Here's the reality of working on modern engines. Fitting the Hemi and transmission is only half the job. Without the proper programming the engine and transmission are just worthless underhood ornaments. McKeag reports that he spent well over $150,000 and a significant amount of time on programming the engine computer. The JK has an electronic infrastructure that is far beyond the previous-generation TJ, and it all has to be deciphered and modified so the new Hemi/transmission can operate correctly. McKeag says, "The install is transparent as far as the original vehicle equipment is concerned. Absolutely everything that worked with the 3.8L engine works with the Hemi." He's referring to things like the Electronic Roll Mitigation (ERM), Electronic Stability Program (ESP), and Hill Start Assist, as well as all the vehicle's other on-board electronics. "Any dealer can troubleshoot and fix anything on the vehicle using the StarSCAN," he notes.
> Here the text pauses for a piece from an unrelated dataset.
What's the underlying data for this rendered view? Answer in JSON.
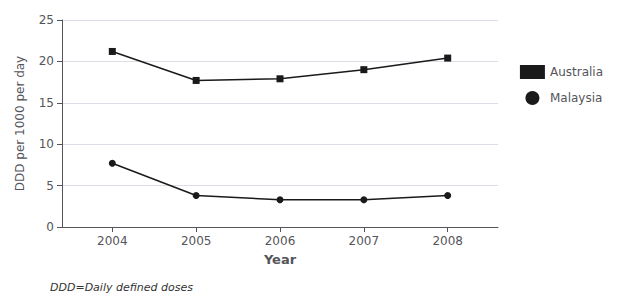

The StarSCAN is an electronic service tool produced by Chrysler that works with the new CAN communication protocol.
So What's It Like To Drive One?
The adrenalin hit us as soon as we started the engine. The rumble from the exhaust was deep and resonant and it hinted at what was to come. As we let the clutch out the power rolled on smooth and we pointed the rig toward the open road where we could mash the throttle. With boot-to-mat, the pull of the 7.0L was pin-you-to-your-seat incredible. The six-speed shifter had a short throw with a very solid feel, and it reminded us of some high-performance sports cars we've driven. But here's the thing: In just normal commuting the engine and trans is ultra civilized. We wouldn't hesitate to hand the keys to our wife. And with the stability control and roll mitigation systems working as intended, we wouldn't hesitate to buckle the kids in too.
So What Does It Cost?
We know what you're thinking. You're thinking that this conversion probably isn't cheap. You would be correct, but hey, you wanna play...well, you know the rest. Full turnkey conversions on a JK you provide have a base price ranging from between $20,500 for a 5.7L Hemi with an automatic transmission to $43,500 for the top-of-the-line 7.2L Hemi with the six-speed manual transmission. The 7.0L conversion with automatic transmission that we installed has a price tag of $35,500. Pricing on all engine/trans combinations is available on the Burnsville website. If Burnsville completes the install with a 5.7-, 6.1- or 6.3-liter engine, you get a 3-year/30,000-mile warranty. The 7.0- and 7.2-liter engines get a 1-year/12,000-mile warranty. All transmissions have a 3-year warranty. These warranties are impressive and they show that the Burnsville team has confidence in their conversions. For do-it-yourselfer's there is a basic install kit available for $3,500.
Let's Talk Power
The factory 3.8L V-6 used in the Wrangler produces 202 hp and 237 lb-ft of torque. The base 5.7L offered by Burnsville makes 340 hp and 350 lb-ft of torque, which is a pretty dramatic improvement. But the improvement in horsepower and torque between the available Hemi displacements is even more dramatic. For instance, the 7.0L we installed makes a whopping 600 hp and 610 lb-ft of torque, while the 7.2L ups the ante even more with a stunning 710 hp and 715 lb-ft of torque.